Eat up!
Eat up! Courtesy Staatliche Münze Berlin

Plenty of belly-warming, taste-bud-pleasing bites aren’t especially easy on the eyes. No matter: Detroit’s chili-drenched coney dogs and Berlin’s ketchup-drowned currywursts slide down the gullet with no problem. The deliciousness is in the taste, not the look of the thing. Even if this newly minted commemorative coin, honoring the 70th anniversary of Berlin’s processed-meat marvel, isn’t doing the street eat any aesthetic favors, the hulking brown lumps, ruddy ooze, and grinning cook are giving a hometown hero its due.

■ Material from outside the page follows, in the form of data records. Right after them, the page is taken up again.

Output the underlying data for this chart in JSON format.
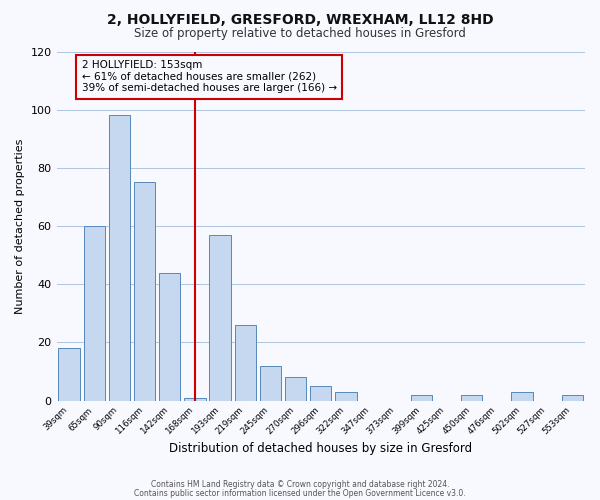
{
  "title": "2, HOLLYFIELD, GRESFORD, WREXHAM, LL12 8HD",
  "subtitle": "Size of property relative to detached houses in Gresford",
  "xlabel": "Distribution of detached houses by size in Gresford",
  "ylabel": "Number of detached properties",
  "bar_color": "#c5d8f0",
  "bar_edge_color": "#5588bb",
  "bins": [
    "39sqm",
    "65sqm",
    "90sqm",
    "116sqm",
    "142sqm",
    "168sqm",
    "193sqm",
    "219sqm",
    "245sqm",
    "270sqm",
    "296sqm",
    "322sqm",
    "347sqm",
    "373sqm",
    "399sqm",
    "425sqm",
    "450sqm",
    "476sqm",
    "502sqm",
    "527sqm",
    "553sqm"
  ],
  "values": [
    18,
    60,
    98,
    75,
    44,
    1,
    57,
    26,
    12,
    8,
    5,
    3,
    0,
    0,
    2,
    0,
    2,
    0,
    3,
    0,
    2
  ],
  "ylim": [
    0,
    120
  ],
  "yticks": [
    0,
    20,
    40,
    60,
    80,
    100,
    120
  ],
  "vline_index": 5,
  "vline_color": "#cc0000",
  "annotation_text": "2 HOLLYFIELD: 153sqm\n← 61% of detached houses are smaller (262)\n39% of semi-detached houses are larger (166) →",
  "annotation_box_color": "#cc0000",
  "footer_line1": "Contains HM Land Registry data © Crown copyright and database right 2024.",
  "footer_line2": "Contains public sector information licensed under the Open Government Licence v3.0.",
  "background_color": "#f8f8ff",
  "grid_color": "#b0c4de"
}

The coin, served up by a mint called Staatliche Münze Berlin, is an ode to the meat dish and the woman who invented it. Herta Heuwer is said to have concocted the sliced-up bratwurst seasoned with paprika, tomato ketchup, sweet peppers, and curry powder in September 1949, with ingredients from British soldiers stationed nearby. She hawked the affordable concoction from a stand in the Charlottenburg district, and hungry passersby quickly developed a taste for it. (Competing origin stories place the invention elsewhere, but Berlin put up a commemorative plaque marking Heuwer’s sizzling spot on the corner of Kantstraße & Kaiser-Friedrich-Straße and cementing the intersection’s place in the annals of gastronomic glory.)

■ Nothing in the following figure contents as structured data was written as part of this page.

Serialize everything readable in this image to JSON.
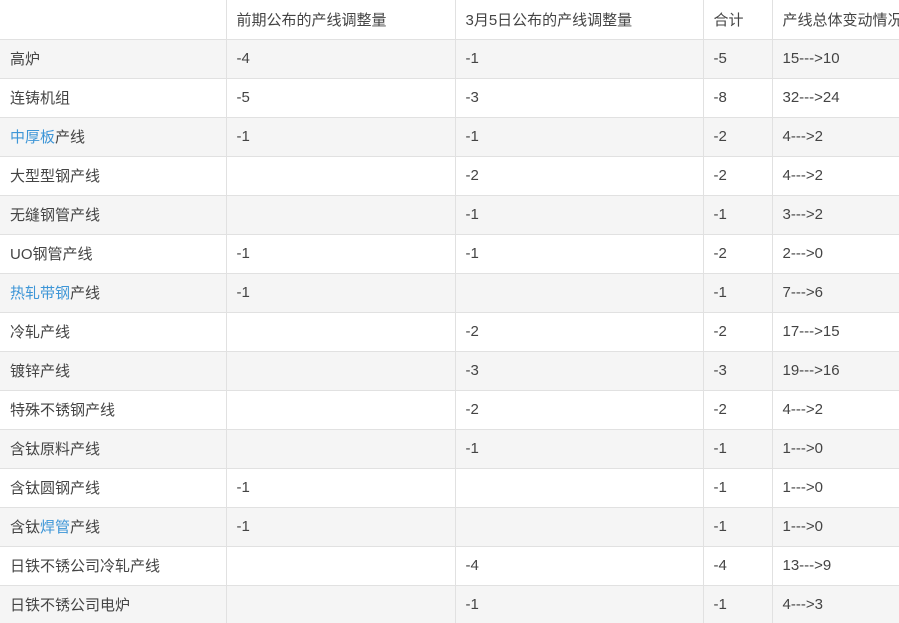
{
  "colors": {
    "link_blue": "#3e96d7",
    "row_stripe": "#f5f5f5",
    "border": "#e1e1e1",
    "text": "#444444",
    "background": "#ffffff"
  },
  "table": {
    "columns": [
      {
        "label": ""
      },
      {
        "label": "前期公布的产线调整量"
      },
      {
        "label": "3月5日公布的产线调整量"
      },
      {
        "label": "合计"
      },
      {
        "label": "产线总体变动情况"
      }
    ],
    "rows": [
      {
        "label_parts": [
          {
            "text": "高炉",
            "link": false
          }
        ],
        "values": [
          "-4",
          "-1",
          "-5",
          "15--->10"
        ]
      },
      {
        "label_parts": [
          {
            "text": "连铸机组",
            "link": false
          }
        ],
        "values": [
          "-5",
          "-3",
          "-8",
          "32--->24"
        ]
      },
      {
        "label_parts": [
          {
            "text": "中厚板",
            "link": true
          },
          {
            "text": "产线",
            "link": false
          }
        ],
        "values": [
          "-1",
          "-1",
          "-2",
          "4--->2"
        ]
      },
      {
        "label_parts": [
          {
            "text": "大型型钢产线",
            "link": false
          }
        ],
        "values": [
          "",
          "-2",
          "-2",
          "4--->2"
        ]
      },
      {
        "label_parts": [
          {
            "text": "无缝钢管产线",
            "link": false
          }
        ],
        "values": [
          "",
          "-1",
          "-1",
          "3--->2"
        ]
      },
      {
        "label_parts": [
          {
            "text": "UO钢管产线",
            "link": false
          }
        ],
        "values": [
          "-1",
          "-1",
          "-2",
          "2--->0"
        ]
      },
      {
        "label_parts": [
          {
            "text": "热轧带钢",
            "link": true
          },
          {
            "text": "产线",
            "link": false
          }
        ],
        "values": [
          "-1",
          "",
          "-1",
          "7--->6"
        ]
      },
      {
        "label_parts": [
          {
            "text": "冷轧产线",
            "link": false
          }
        ],
        "values": [
          "",
          "-2",
          "-2",
          "17--->15"
        ]
      },
      {
        "label_parts": [
          {
            "text": "镀锌产线",
            "link": false
          }
        ],
        "values": [
          "",
          "-3",
          "-3",
          "19--->16"
        ]
      },
      {
        "label_parts": [
          {
            "text": "特殊不锈钢产线",
            "link": false
          }
        ],
        "values": [
          "",
          "-2",
          "-2",
          "4--->2"
        ]
      },
      {
        "label_parts": [
          {
            "text": "含钛原料产线",
            "link": false
          }
        ],
        "values": [
          "",
          "-1",
          "-1",
          "1--->0"
        ]
      },
      {
        "label_parts": [
          {
            "text": "含钛圆钢产线",
            "link": false
          }
        ],
        "values": [
          "-1",
          "",
          "-1",
          "1--->0"
        ]
      },
      {
        "label_parts": [
          {
            "text": "含钛",
            "link": false
          },
          {
            "text": "焊管",
            "link": true
          },
          {
            "text": "产线",
            "link": false
          }
        ],
        "values": [
          "-1",
          "",
          "-1",
          "1--->0"
        ]
      },
      {
        "label_parts": [
          {
            "text": "日铁不锈公司冷轧产线",
            "link": false
          }
        ],
        "values": [
          "",
          "-4",
          "-4",
          "13--->9"
        ]
      },
      {
        "label_parts": [
          {
            "text": "日铁不锈公司电炉",
            "link": false
          }
        ],
        "values": [
          "",
          "-1",
          "-1",
          "4--->3"
        ]
      }
    ]
  }
}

The real deal looks more mouthwatering.
The real deal looks more mouthwatering. Olaf/CC by-ND 2.0

Wherever it was first diced and doused, Germans are still hungry for the sausage: The onetime director of the Deutsches Currywurst Museum, which boasted “sniffing stations,” ketchup-squiggle ceiling decor, and weiner-shaped sofas before shuttering in December 2018, has said that Germans devour roughly 800 million currywursts each year. The no-fuss food is iconic. “If Warhol had been a Berliner,” Time Out Berlin once wrote, “he would have painted a bratwurst drenched in lurid red ketchup and liberally sprinkled with curry powder.”

The medallion is on sale for €13 and isn’t legal tender. It was designed by a trainee engraver who drew upon “historical inspirations,” says Andreas Schikora, head of the Staatliche Münze. Schikora expects the 2,500-coin run to be gone by the time the World Money Fair, a coin and currency festival, kicks off in Berlin in February. So, if you want to put your money where your mouth is, better do it soon.